Öldükten sonra, bir deri bir kemik kalmış ve neredeyse çıplak heykelinizi yapması için bir sanatçıya para ödemek oldukça tuhaf bir fikir. Bugün bunu söylemek kolay tabii, çünkü artık böyle bir moda yok. Christina Welch’e göre, ortaçağın son dönemlerinde bazı zengin kişiler ve aileler, cansız bedenlerinin heykellerini yaptırmak için yüksek fiyatlar ödüyorlardı.

Bir nevi “selfie”. En korkuncundan.

Ölü heykelleri bazen kişinin kendisi tarafından sağken ısmarlanıyor, bazen de yakınları tarafından kişinin ölümünden hemen önce ya da sonra yaptırılıyorlardı.

İngiltere’nin Winchester Üniversitesi’nde teoloji okutmanı olarak görev yapan Welch, transi olarak bilinen bu yontuların İngiltere ve Galler’deki 41 örneğini incelemiş. Bu ayın başlarında New York’un Brooklyn semtindeki Morbid Anatomy Müzesi’nde verdiği konferans öncesinde National Geographic’e konuşan Welch, ortaçağ şövalye ve rahiplerinin neden gelecekteki cesetlerinin yontusunu istemiş olabileceklerini anlattı.

Transi nedir? 

Transi “göçüp gitmiş” anlamına gelen Fransızca bir kelime. Yani transi, bir ölünün betimlendiği her şekil bir transi aslında. Benim incelediğim, transi sanatının belirli bir türü.

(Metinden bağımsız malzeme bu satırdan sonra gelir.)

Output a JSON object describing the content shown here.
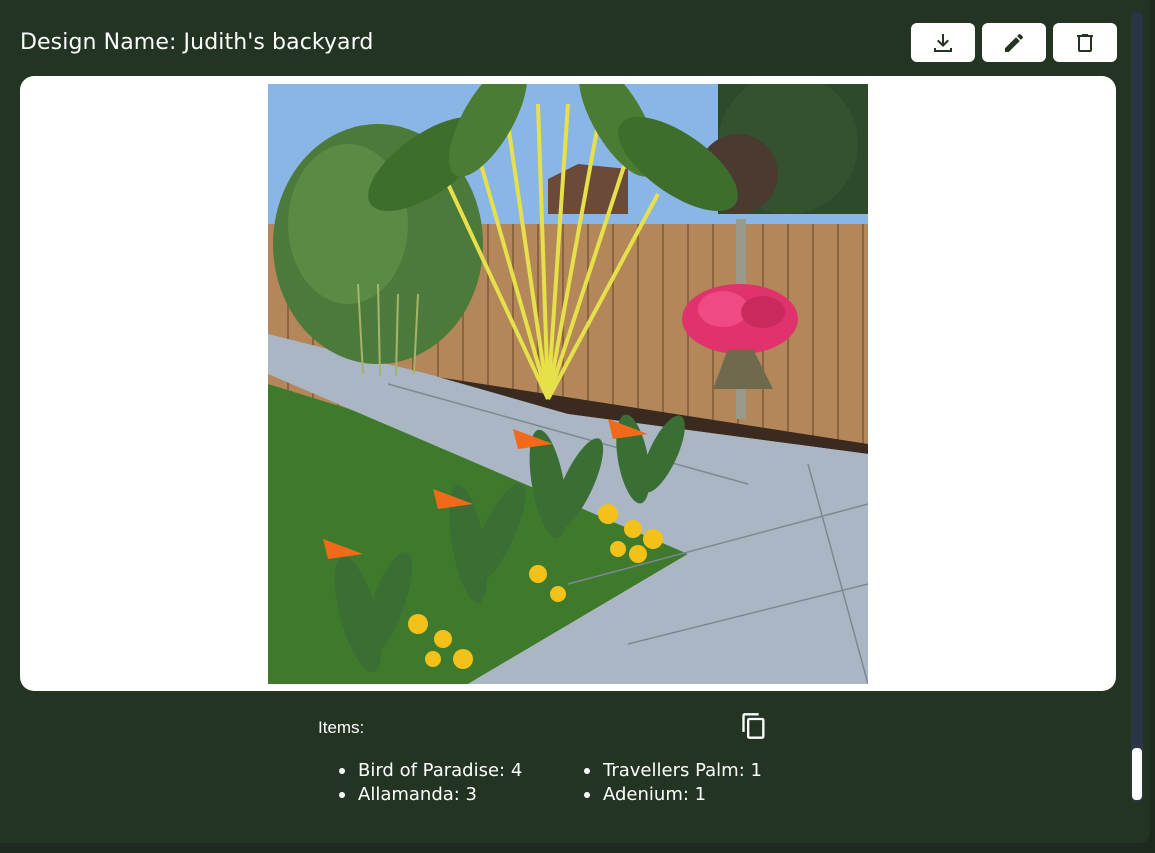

Kimliği bilinmeyen varlıklı adamın yontu kadavrası İngiltere, Feniton’daki St. Andrew’s Kilisesi’nde duruyor. [Fotoğraf: Christina Welch]

Kimi betimliyorlar? 

Benim incelediğim transiler sadece İngiltere ve Galler’de olanlar. Hepsi varlıklı birini betimliyor. Kimlikleri bilinen kişiler üst düzey papazlar, krallık şövalyeleri, içlerinde bir de kadın var, geri kalanlar zengin tüccarlar.

Yontular şimdiki ölçülerle en kalitelisinden lüks araba fiyatına mal oluyordu. İnanılmaz pahalıydılar. En yakındaki taş ustasına gidip alacağınız bir şey değillerdi.

İki farklı tarzda oluyorlar. Kefene sarılı halde, eliyle topladığı kumaşla genital bölgesini örtmüş halde yatan, bir deri bir kemik kalmış çıplak yontu figürler var, bir de diriliş büstüyle birlikte betimlenmiş çocuklar var. Ama çoğu sadece yontu kadavralar.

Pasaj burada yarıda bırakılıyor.